Is there somewhere explaining this bug in terms understandable for someone not dabbling in this?
I don't really understand how this works to "escape the sandbox". Normally it's like a website you visit that get access it shouldn't have. But this talk about renderers and native apis make it seem like it's stuff another process on the computer would do?
First you compromise the renderer process via e.g. a bug in the JS engine. But even if you have native code execution in the context of the renderer process, you're still in a sandbox.
The bug in the OP is for the second stage - breaking out of the sandbox.
The referenced `patch.diff` is basically for simulating a compromised renderer.
Ah, so it's like a two stage rocket, this turns a small exploit into a humongous one?
Yes. Chrome has multi-process architecture, with renderer processes running in a sandbox. They are the ones that deal with untrusted stuff coming from the Internet and so it is safe to assume that they can be compromised (relatively) easily. The puppet master for all those processes is the browser process, and it is Really Bad if you could exploit it. The described bug presumably does it (note how "sandbox escape" was used in one of the comments), but I'm not competent enough to say exactly how. ;)
Edit: just wanted to riff on your analogy. It is relatively simple to crash/shoot down a rocket, but this exploit gets into the control room and could allow the attacker to see where all other rockets are going & maybe redirect/crash them.
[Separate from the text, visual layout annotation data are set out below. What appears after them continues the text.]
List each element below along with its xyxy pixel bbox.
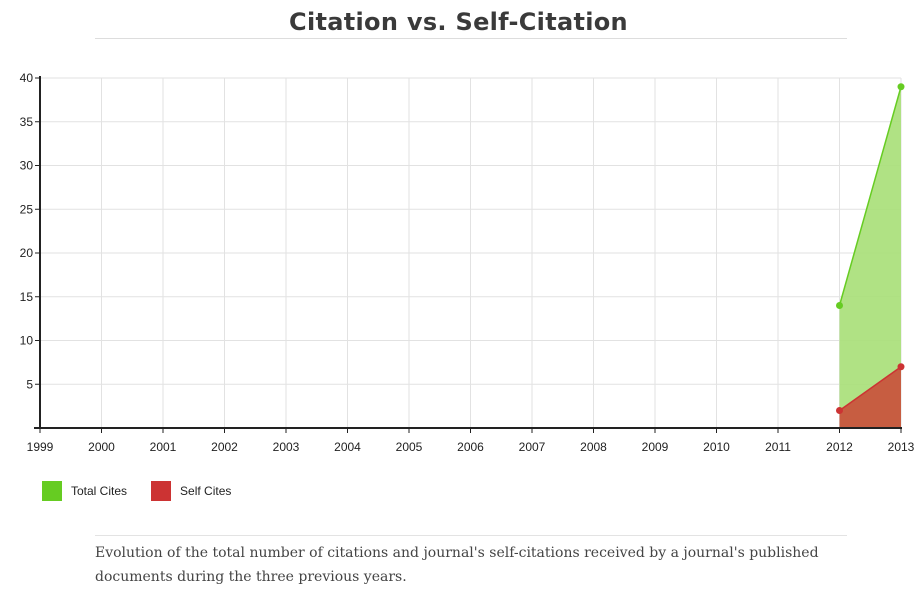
title-divider [95, 38, 847, 39]
series-line-0 [838, 86, 902, 306]
x-tick-label: 2003 [273, 440, 300, 454]
x-tick-label: 2002 [211, 440, 238, 454]
x-tick-label: 2013 [888, 440, 915, 454]
y-tick-label: 15 [20, 290, 34, 304]
series-line-1 [839, 366, 902, 412]
legend-swatch-self-cites [151, 481, 172, 501]
x-tick-label: 2012 [826, 440, 853, 454]
x-tick-label: 2005 [396, 440, 423, 454]
description-divider [95, 535, 847, 536]
legend-item-total-cites[interactable]: Total Cites [42, 481, 127, 501]
legend-label-self-cites: Self Cites [180, 484, 232, 498]
x-tick-label: 2009 [642, 440, 669, 454]
x-tick-label: 2000 [88, 440, 115, 454]
x-tick-label: 2008 [580, 440, 607, 454]
x-tick-label: 2011 [765, 440, 791, 454]
data-point[interactable] [897, 363, 905, 371]
series-area-0 [839, 86, 901, 428]
chart-title: Citation vs. Self-Citation [289, 8, 628, 36]
grid-lines [40, 77, 902, 428]
axes [34, 76, 902, 433]
data-point[interactable] [836, 407, 843, 414]
data-point[interactable] [836, 302, 843, 309]
legend-item-self-cites[interactable]: Self Cites [151, 481, 231, 501]
y-tick-label: 10 [20, 334, 34, 348]
series-area-1 [839, 366, 901, 428]
x-tick-label: 2010 [703, 440, 730, 454]
x-tick-label: 1999 [27, 440, 54, 454]
citation-chart: 5 10 15 20 25 30 35 40 1999 2000 2001 2002 2003 2004 2… [20, 71, 915, 454]
tick-labels: 5 10 15 20 25 30 35 40 1999 2000 2001 2002 2003 2004 2… [20, 71, 915, 454]
y-tick-label: 40 [20, 71, 34, 85]
y-tick-label: 30 [20, 159, 34, 173]
data-point[interactable] [897, 83, 905, 91]
legend-label-total-cites: Total Cites [71, 484, 128, 498]
y-tick-label: 20 [20, 246, 34, 260]
y-tick-label: 25 [20, 202, 34, 216]
legend: Total Cites Self Cites [42, 481, 255, 501]
x-tick-label: 2001 [150, 440, 177, 454]
chart-description: Evolution of the total number of citatio… [95, 545, 819, 585]
y-tick-label: 35 [20, 115, 34, 129]
y-tick-label: 5 [26, 377, 33, 391]
x-tick-label: 2007 [519, 440, 546, 454]
legend-swatch-total-cites [42, 481, 62, 501]
series-areas [838, 86, 902, 428]
x-tick-label: 2004 [334, 440, 361, 454]
series-points [836, 83, 905, 414]
x-tick-label: 2006 [457, 440, 484, 454]
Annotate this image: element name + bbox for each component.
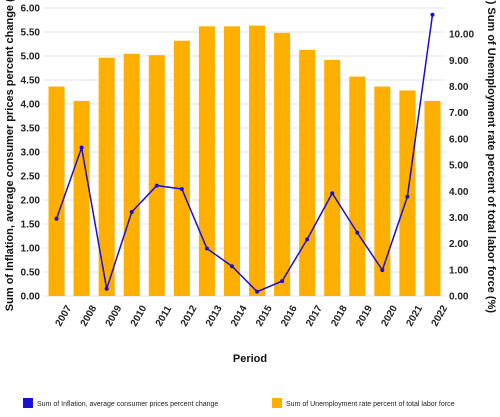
y-tick-label: 5.50 — [21, 28, 41, 39]
y-tick-label: 1.50 — [21, 220, 41, 231]
inflation-point-2017 — [305, 237, 310, 242]
x-tick-label: 2015 — [254, 303, 275, 328]
x-tick-label: 2010 — [129, 303, 150, 328]
y2-tick-label: 8.00 — [449, 82, 469, 93]
y2-tick-label: 4.00 — [449, 187, 469, 198]
bar-2008 — [73, 100, 90, 296]
y2-tick-label: 5.00 — [449, 161, 469, 172]
y2-tick-label: 3.00 — [449, 213, 469, 224]
y-tick-label: 3.00 — [21, 148, 41, 159]
inflation-point-2011 — [154, 183, 159, 188]
x-tick-label: 2022 — [430, 303, 451, 328]
inflation-point-2010 — [129, 210, 134, 214]
bar-2010 — [123, 53, 140, 297]
y-tick-label: 0.50 — [21, 268, 41, 279]
y-tick-label: 2.00 — [21, 196, 41, 207]
y-tick-label: 4.00 — [21, 100, 41, 111]
x-tick-label: 2008 — [79, 303, 100, 328]
bar-2020 — [374, 86, 391, 296]
bar-2016 — [274, 32, 291, 296]
bar-2022 — [424, 100, 441, 296]
inflation-point-2022 — [430, 12, 435, 17]
y-tick-label: 3.50 — [21, 124, 41, 135]
x-axis-title: Period — [233, 353, 267, 365]
y-tick-label: 2.50 — [21, 172, 41, 183]
bar-2017 — [299, 49, 316, 297]
x-tick-label: 2013 — [204, 303, 225, 328]
y-tick-label: 5.00 — [21, 52, 41, 63]
x-tick-label: 2017 — [304, 303, 325, 328]
inflation-line — [55, 14, 434, 293]
y2-tick-label: 6.00 — [449, 134, 469, 145]
y-tick-label: 0.00 — [21, 292, 41, 303]
y2-tick-label: 1.00 — [449, 265, 469, 276]
y2-tick-label: 7.00 — [449, 108, 469, 119]
y-axis-left-ticks: 0.00 0.50 1.00 1.50 2.00 2.50 3.00 3.50 4.00 4.50… — [21, 4, 41, 303]
bar-2018 — [324, 59, 341, 297]
inflation-point-2018 — [330, 191, 335, 196]
inflation-point-2009 — [104, 286, 109, 291]
x-tick-label: 2007 — [54, 303, 75, 328]
x-tick-label: 2021 — [404, 303, 425, 328]
x-tick-label: 2014 — [229, 303, 250, 328]
x-tick-label: 2011 — [154, 304, 175, 329]
legend-swatch-unemployment — [272, 398, 282, 408]
x-axis-ticks: 2007 2008 2009 2010 2011 2012 2013 2014 2015 2016… — [54, 303, 451, 328]
bar-2009 — [98, 57, 115, 296]
legend: Sum of Inflation, average consumer price… — [23, 398, 455, 408]
inflation-point-2012 — [179, 186, 184, 191]
bar-2007 — [48, 86, 65, 296]
y2-tick-label: 0.00 — [449, 292, 469, 303]
x-tick-label: 2009 — [104, 303, 125, 328]
bar-2014 — [223, 26, 240, 297]
inflation-point-2016 — [280, 279, 285, 284]
bar-2011 — [148, 55, 165, 296]
legend-label-unemployment: Sum of Unemployment rate percent of tota… — [286, 401, 455, 408]
line-series — [54, 12, 435, 294]
bar-2012 — [173, 40, 190, 297]
inflation-point-2019 — [355, 230, 360, 235]
x-tick-label: 2016 — [279, 303, 300, 328]
inflation-point-2008 — [79, 145, 84, 150]
y2-tick-label: 2.00 — [449, 239, 469, 250]
x-tick-label: 2019 — [354, 303, 375, 328]
y2-tick-label: 10.00 — [449, 30, 474, 41]
legend-swatch-inflation — [23, 398, 33, 408]
inflation-point-2015 — [255, 289, 260, 294]
y-tick-label: 4.50 — [21, 76, 41, 87]
bar-2015 — [249, 25, 266, 297]
inflation-point-2014 — [229, 264, 234, 269]
inflation-point-2007 — [54, 216, 59, 221]
y-axis-right-ticks: 0.00 1.00 2.00 3.00 4.00 5.00 6.00 7.00 8.00 9.00… — [449, 30, 474, 303]
x-tick-label: 2012 — [179, 303, 200, 328]
inflation-point-2020 — [380, 268, 385, 273]
x-tick-label: 2018 — [329, 303, 350, 328]
inflation-point-2013 — [204, 246, 209, 251]
bar-series — [48, 25, 441, 297]
legend-label-inflation: Sum of Inflation, average consumer price… — [37, 401, 218, 408]
x-tick-label: 2020 — [379, 303, 400, 328]
y-axis-left-title: Sum of Inflation, average consumer price… — [4, 0, 16, 311]
bar-2013 — [198, 26, 215, 297]
y2-tick-label: 9.00 — [449, 56, 469, 67]
inflation-point-2021 — [405, 194, 410, 199]
y-tick-label: 6.00 — [21, 4, 41, 15]
bar-2019 — [349, 76, 366, 296]
y-tick-label: 1.00 — [21, 244, 41, 255]
y-axis-right-title: (ZY) Sum of Unemployment rate percent of… — [485, 0, 497, 313]
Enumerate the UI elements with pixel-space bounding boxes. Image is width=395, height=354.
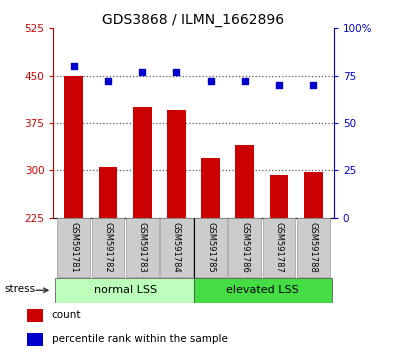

Or an escape room, indeed.
Once you're thinking along the lines of "Alright, if I had some order of flags, I could solve that thing over there. If I knew some kind of weights, I could solve that over there. And if I could find a light bulb I could deal with that over there", you're kinda in the mindset of finding an exploitation chain.
It's just that in the security world, it's more about bad memory accesses, confusing programs into doing the right actions with wrong files, file permissions being weird and such.
Sorta, although I wouldn't necessarily call the first exploit "small", it's at least equally important in the overall chain. "Chain" being the more usual metaphor, for this reason.
This sounds like a good way to think about exploit chains (though I'm not an expert)
> The referenced `patch.diff` is basically for simulating a compromised renderer.
The patch.diff part is hard to understand. Surely if you have a compromised renderer, you have effectively full access to the machine already?
The main browser process treats the renderer as untrustworthy/potentially hostile. A compromised renderer is in the threat model.
Modern browsers have multiple processes with different sandbox policies. The renderer process handles untrusted web content and is heavily sandboxed. The browser process does all the other stuff required to interact with your computer (and is generally much less isolated).
No, because of the sandbox.
It looks like the bug is that there is a way for the renderer (sandboxed) process to trigger the browser (unsandboxed) process to duplicate an arbitrary windows kernel object handle. When you duplicate a handle, you can restrict access, or allow the duplicate to have full access as the original - unfortunately this one is duplicating preserving all the capabilities/access of the original handle.
Now for the POC exploit - it so happens that 0x108 is typically a thread handle for a thread in the browser process. What can you do with a thread handle? You can pause execution of that thread, set its register values (including instruction pointer), resume execution.
If kernel32.dll loads at the same address in each process, we can find some set of instructions in it that write a register's value to another register's address. If we set the instruction pointer to that instruction, we've unlocked the ability to write arbitrary memory in the unsandboxed process.
Finally, we can call other Windows APIs (by finding the address of the function to call and setting instruction pointer to it)- in the POC, they write "calc.exe" to a string, then call the system api to launch calculator.